The other was Charles James O'Donnell, who joined the Indian administration with the intention of improving the world. He resigned his position in the early 1900s on that grounds that, under Lord Curzon's Viceroyalty, England began to lay the basis for ruling by the manipulation of religious conflict, setting Muslim against Hindu. When joining the Empire he had understood its purpose to be the fostering of a civil society stratum drawn from all religious sources to be an Indian governing class. Two generations later, Britain presided over the Partition of India in the course of which a million people died while the British self-righteously washed their hands of responsibility for the outcome of centuries of British government.

At the same time it washed its hands of responsibility for the product of its Palestine policy. It had built up a big Jewish population in Palestine, though it was still far short of being a majority (while of course not opening its own borders to Jews).
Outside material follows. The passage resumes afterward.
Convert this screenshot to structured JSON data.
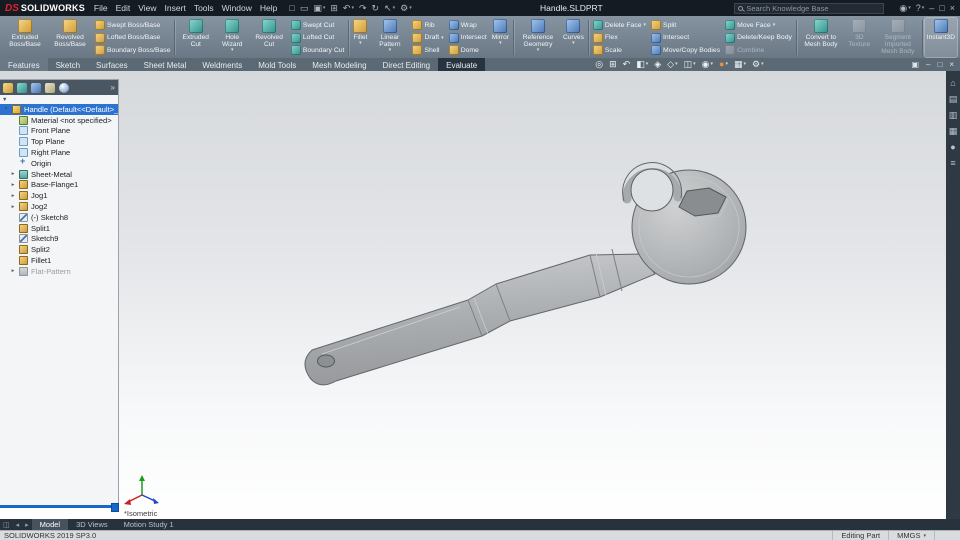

The Jewish minority turned on its patron. It made a declaration of independence and launched a terrorist campaign in support of it. In the face of that campaign Britain gave up responsibility for the Zionist project that it had launched in 1917 with the Balfour Declaration. It handed over the project to the United Nations, but used its Veto to prevent it becoming the business of the Security Council—where it would still have responsibility for it. It became the business of the General Assembly, which had no executive powers. There were few states in the UN then. A few European states, the white Colonies, and the USA and the USSR, with their client states, acting as the world community, authorised the establishment of a Jewish State in Palestine. It set out borders for that state, which it had no means of enforcing. The Jewish colony quickly spread beyond those borders set by the UN, and hardly anyone now remembers what they were. Further Jewish colonisation of the residue of Palestine continues down to the present day under effective UN authority in the shape of the US veto.

Susan Philips had a go at Hamas (for winning an election and not letting itself be swindled out of the result by Fatah, which is now armed with US/UK weapons and Intelligence) in the Irish Times on 22nd August. On the same day one of the Jewish terrorists who made war on Britain in 1945-7 had an article published in the Financial Times in which, although he is now a Harvard Professor, Amitai Etzioni disdained the great humbug of our time by presenting himself as a successful Jewish terrorist. (This can be read at: <> .)

Ireland is now fully implicated in the humbug as an active member of the EU. It is doing its best to make life miserable for Palestinians in Gaza in the hope of inducing them to sell their souls. Is there any good reason why this should not be called Souperism?

Europe atones for making a sacrifice of the Jews by making the Palestine Arabs a sacrifice to the Jews. And Ireland with its ersatz Europeanism is doing its bit.